Betreff
Der Verwaltungsgerichtshof hat durch den Vorsitzenden Präsident Dr. Thienel sowie Senatspräsidentin Mag. a Nussbaumer Hinterauer und Hofrätin Dr. Holzinger als Richter und Richterinnen, unter Mitwirkung des Schriftführers Mag. Strasser, über die Revision des Bundesministers für Finanzen in Wien, gegen den am 13. Februar 2023 mündlich verkündeten und mit 10. März 2023 schriftlich ausgefertigten Beschluss des Verwaltungsgerichts Wien, VGW 002/011/5095/2022 13, betreffend Übertretung des Glücksspielgesetzes (belangte Behörde vor dem Verwaltungsgericht: Landespolizeidirektion Wien, mitbeteiligte Partei: Mag.
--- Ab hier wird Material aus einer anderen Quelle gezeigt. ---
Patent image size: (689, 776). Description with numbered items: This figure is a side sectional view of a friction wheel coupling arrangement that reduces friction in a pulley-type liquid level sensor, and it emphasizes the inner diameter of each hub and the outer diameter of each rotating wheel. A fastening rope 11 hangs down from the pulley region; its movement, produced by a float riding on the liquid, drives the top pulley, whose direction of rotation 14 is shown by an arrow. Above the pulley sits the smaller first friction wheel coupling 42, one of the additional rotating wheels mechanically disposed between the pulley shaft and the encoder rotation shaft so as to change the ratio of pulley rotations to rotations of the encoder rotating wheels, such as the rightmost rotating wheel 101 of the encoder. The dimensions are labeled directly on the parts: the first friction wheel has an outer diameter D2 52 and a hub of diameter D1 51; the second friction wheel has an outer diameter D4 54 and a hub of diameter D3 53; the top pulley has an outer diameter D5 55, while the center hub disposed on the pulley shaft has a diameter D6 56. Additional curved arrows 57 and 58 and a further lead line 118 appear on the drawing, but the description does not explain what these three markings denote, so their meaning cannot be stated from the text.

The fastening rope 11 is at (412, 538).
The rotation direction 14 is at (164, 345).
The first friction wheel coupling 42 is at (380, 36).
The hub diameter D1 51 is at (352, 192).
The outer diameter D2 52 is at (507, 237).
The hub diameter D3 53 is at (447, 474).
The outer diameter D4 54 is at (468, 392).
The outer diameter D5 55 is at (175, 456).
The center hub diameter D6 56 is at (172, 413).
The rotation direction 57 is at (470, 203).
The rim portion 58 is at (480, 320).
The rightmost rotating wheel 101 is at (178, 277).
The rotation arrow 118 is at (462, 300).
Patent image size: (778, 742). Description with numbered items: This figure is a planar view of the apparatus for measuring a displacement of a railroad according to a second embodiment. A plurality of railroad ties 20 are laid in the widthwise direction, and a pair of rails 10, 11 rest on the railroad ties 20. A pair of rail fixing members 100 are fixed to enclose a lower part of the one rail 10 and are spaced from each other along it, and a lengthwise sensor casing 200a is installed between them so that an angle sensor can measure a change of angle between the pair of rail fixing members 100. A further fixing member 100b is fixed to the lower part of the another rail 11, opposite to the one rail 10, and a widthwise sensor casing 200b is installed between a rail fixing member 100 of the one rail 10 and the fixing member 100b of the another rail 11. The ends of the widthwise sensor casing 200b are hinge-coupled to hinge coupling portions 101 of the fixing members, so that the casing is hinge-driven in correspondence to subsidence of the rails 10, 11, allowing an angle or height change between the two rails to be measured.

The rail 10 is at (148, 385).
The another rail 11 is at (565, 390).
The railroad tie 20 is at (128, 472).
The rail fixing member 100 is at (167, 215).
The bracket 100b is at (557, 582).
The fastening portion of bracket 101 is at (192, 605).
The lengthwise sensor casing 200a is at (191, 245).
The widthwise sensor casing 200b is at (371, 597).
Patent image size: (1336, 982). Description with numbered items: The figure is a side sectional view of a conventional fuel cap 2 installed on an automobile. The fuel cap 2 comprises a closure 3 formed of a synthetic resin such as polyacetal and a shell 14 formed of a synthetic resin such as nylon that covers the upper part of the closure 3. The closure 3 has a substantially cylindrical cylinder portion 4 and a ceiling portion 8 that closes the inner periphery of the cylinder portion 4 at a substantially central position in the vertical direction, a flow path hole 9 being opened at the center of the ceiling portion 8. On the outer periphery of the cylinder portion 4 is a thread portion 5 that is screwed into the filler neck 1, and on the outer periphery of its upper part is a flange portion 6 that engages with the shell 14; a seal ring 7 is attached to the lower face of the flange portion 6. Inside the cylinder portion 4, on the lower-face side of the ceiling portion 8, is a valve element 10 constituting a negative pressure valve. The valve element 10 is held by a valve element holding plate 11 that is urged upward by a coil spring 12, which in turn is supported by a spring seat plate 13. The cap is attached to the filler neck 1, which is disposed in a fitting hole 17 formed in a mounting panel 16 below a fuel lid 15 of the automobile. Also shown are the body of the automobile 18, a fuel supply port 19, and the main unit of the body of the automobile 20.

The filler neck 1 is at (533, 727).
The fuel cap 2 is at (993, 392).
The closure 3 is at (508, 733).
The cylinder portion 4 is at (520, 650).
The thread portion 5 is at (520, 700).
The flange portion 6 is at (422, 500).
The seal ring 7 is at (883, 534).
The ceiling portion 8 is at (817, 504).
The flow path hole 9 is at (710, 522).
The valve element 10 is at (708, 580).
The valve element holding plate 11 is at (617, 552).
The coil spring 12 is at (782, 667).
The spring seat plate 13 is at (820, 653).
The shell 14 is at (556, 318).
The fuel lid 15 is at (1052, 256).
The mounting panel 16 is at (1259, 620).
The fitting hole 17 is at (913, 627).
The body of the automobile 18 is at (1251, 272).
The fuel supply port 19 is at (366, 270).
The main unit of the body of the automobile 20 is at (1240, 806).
P B in W, vertreten durch Mag. Michael Binder, Rechtsanwalt in 1010 Wien, Julius Raab Platz 4), zu Recht erkannt:
Spruch
Der angefochtene Beschluss wird wegen Rechtswidrigkeit infolge Verletzung von Verfahrensvorschriften aufgehoben.
1 Mit Straferkenntnis vom 7. März 2022 erkannte die Landespolizeidirektion Wien (LPD Wien) den Mitbeteiligten der Übertretung des Glücksspielgesetzes durch Veranstalten von Pokerspielen an einem Pokertisch am 26. März 2021 um 21:08 Uhr in einem näher genannten Palais schuldig und verhängte über ihn eine Geldstrafe von € 1.000, und eine Ersatzfreiheitsstrafe von einem Tag und neun Stunden. Weiters wurden dem Mitbeteiligten Kosten zum Strafverfahren vorgeschrieben. Erkennbar stützte die Behörde dieses Straferkenntnis im Wesentlichen auf die Aussage des Zeugen T.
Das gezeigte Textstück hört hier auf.